I have been using the v2 hub for four years and have many devices. Most of the lighting is either scheduled or automatic setup using room IR sensors and some rules. I also had ST control my central heating until I changed boilers and decided to go with a system that operates independently of ST. Too many outages made remote control unreliable.
I should have provisioned for this scenario.
Are there any instructions for migrating to a v3 hub from a dead hub?

Given the nature of Hubitat, it would seem reasonable that a larger percentage of the users would visit the forums.

However with SmartThings, it’s probably more reasonable to assume that most users will not have a need for the forums.


Basically, you’re going to have to start over from scratch. SmartThings does not offer a backup and restore feature, or any sort of hub migration tools.


The same applies to any other hubs, right? Is there a DIY hub that offers device migration if your hub is toast?

Right, I wasn’t even considering ST community, they have more than 85k members, which I wouldn’t be surprised if they were from pre-Samsung acquisition. Lol

Well, at one time Wink was able to migrate their Wink V1 hub users to Wink V2 without any user interaction required whatsoever. This worked for Zigbee and Z-Wave devices. Lutron Clear Connect devices required a touch of every switch and dimmer.

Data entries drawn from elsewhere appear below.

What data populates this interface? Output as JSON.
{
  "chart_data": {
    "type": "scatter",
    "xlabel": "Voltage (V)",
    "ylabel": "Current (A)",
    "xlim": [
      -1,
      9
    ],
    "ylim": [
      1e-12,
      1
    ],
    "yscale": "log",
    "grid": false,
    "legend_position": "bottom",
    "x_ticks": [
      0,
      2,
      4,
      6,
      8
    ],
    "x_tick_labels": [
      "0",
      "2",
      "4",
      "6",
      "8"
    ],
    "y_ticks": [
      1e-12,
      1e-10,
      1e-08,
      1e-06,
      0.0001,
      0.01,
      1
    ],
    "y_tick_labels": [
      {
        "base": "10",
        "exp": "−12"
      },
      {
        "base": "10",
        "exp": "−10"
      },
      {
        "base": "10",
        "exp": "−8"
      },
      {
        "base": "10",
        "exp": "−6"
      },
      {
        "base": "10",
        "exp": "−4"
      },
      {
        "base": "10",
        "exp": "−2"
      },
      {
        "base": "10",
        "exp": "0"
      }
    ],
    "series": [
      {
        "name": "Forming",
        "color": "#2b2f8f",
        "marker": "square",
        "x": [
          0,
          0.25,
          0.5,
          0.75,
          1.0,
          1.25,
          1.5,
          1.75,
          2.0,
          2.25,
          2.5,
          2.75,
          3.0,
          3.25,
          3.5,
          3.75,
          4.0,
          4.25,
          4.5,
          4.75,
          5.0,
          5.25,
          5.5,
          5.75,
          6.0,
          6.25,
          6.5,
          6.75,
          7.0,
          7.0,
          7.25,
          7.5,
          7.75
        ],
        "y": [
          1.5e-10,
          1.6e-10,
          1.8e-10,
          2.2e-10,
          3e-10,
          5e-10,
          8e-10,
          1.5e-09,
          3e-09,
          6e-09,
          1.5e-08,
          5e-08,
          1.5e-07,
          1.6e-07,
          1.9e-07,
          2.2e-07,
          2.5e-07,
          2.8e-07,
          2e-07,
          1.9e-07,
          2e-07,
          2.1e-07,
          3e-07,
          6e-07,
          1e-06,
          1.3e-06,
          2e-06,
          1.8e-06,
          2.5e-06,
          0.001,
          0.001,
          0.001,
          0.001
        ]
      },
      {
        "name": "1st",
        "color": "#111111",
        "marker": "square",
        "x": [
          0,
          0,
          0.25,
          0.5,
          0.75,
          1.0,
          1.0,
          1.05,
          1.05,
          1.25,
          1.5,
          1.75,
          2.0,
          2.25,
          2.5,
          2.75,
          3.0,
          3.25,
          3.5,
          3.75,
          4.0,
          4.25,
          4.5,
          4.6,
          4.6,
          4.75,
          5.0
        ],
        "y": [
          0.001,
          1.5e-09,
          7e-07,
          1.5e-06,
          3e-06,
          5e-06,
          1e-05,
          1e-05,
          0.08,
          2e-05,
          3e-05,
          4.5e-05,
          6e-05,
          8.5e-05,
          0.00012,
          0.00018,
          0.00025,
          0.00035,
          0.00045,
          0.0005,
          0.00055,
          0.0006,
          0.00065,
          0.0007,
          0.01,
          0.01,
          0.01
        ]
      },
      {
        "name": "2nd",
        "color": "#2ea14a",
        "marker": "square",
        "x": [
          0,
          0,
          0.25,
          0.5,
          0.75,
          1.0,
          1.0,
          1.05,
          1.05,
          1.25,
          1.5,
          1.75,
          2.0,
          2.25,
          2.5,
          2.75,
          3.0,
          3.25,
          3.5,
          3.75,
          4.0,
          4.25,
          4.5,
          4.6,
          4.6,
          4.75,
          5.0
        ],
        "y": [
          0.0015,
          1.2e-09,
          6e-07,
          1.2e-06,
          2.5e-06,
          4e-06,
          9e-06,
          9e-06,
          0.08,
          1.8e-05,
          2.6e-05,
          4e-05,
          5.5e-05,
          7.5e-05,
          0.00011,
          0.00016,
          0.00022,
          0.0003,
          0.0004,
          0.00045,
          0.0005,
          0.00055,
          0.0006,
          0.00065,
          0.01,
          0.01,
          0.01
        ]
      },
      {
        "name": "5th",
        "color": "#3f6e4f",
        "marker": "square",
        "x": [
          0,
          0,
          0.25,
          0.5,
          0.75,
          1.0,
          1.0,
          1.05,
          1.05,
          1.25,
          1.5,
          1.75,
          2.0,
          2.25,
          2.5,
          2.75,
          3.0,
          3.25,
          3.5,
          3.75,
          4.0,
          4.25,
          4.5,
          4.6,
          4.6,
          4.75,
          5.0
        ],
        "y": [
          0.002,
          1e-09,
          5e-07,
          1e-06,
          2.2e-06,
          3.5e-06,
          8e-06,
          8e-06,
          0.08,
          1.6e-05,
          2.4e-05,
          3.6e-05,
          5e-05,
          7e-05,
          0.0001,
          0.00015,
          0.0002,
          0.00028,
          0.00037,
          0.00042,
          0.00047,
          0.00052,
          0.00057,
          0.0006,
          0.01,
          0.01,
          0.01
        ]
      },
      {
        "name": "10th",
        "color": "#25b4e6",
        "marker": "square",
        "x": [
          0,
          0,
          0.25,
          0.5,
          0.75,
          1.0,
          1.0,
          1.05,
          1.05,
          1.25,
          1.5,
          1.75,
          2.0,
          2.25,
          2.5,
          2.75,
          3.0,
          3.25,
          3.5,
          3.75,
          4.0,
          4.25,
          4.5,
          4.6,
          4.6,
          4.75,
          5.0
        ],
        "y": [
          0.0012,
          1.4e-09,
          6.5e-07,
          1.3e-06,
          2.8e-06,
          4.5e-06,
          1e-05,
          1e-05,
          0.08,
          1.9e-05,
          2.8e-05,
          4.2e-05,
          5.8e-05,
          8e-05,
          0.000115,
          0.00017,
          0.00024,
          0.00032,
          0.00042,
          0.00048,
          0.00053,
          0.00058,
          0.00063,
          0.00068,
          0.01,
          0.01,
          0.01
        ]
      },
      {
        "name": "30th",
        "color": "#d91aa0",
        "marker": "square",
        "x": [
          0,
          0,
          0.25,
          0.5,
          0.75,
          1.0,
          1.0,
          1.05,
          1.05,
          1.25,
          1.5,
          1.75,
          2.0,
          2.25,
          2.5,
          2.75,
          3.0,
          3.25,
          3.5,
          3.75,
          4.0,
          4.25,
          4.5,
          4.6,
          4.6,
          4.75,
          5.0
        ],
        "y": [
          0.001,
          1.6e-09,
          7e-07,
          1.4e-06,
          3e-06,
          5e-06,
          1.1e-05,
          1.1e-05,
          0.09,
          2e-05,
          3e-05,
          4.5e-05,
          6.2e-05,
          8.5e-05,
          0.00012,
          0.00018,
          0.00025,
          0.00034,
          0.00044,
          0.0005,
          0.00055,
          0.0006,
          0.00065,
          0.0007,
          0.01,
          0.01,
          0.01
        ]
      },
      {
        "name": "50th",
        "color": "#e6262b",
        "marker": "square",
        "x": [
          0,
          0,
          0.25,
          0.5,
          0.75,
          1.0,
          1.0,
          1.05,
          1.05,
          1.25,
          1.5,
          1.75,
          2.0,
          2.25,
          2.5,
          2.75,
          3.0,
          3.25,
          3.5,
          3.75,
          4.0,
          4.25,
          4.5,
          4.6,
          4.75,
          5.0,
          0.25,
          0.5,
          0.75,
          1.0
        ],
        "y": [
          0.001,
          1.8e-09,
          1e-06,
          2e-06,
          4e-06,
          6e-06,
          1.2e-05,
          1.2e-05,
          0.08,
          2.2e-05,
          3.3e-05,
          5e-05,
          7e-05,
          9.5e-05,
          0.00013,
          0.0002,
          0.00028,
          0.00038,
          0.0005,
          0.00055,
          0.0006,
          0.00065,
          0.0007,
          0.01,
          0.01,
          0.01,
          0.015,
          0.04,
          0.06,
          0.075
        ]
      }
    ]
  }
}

Hubitat offers a database backup and restore feature. This at least keeps all of your automations intact if you move from hub to hub. It does require re-pairing of each Zigbee and Z-Wave device. Lutron devices would still just work, as that integration is via the Caseta SmartBridge via Telnet. If you’re moving from a Hubitat C-3 or C-4 hub, you can simply move your USB Radio stick to the new hub, and not have to re-pair any devices. The newer C-5 hub has internal radios, so not quite as simple to migrate from hub to hub.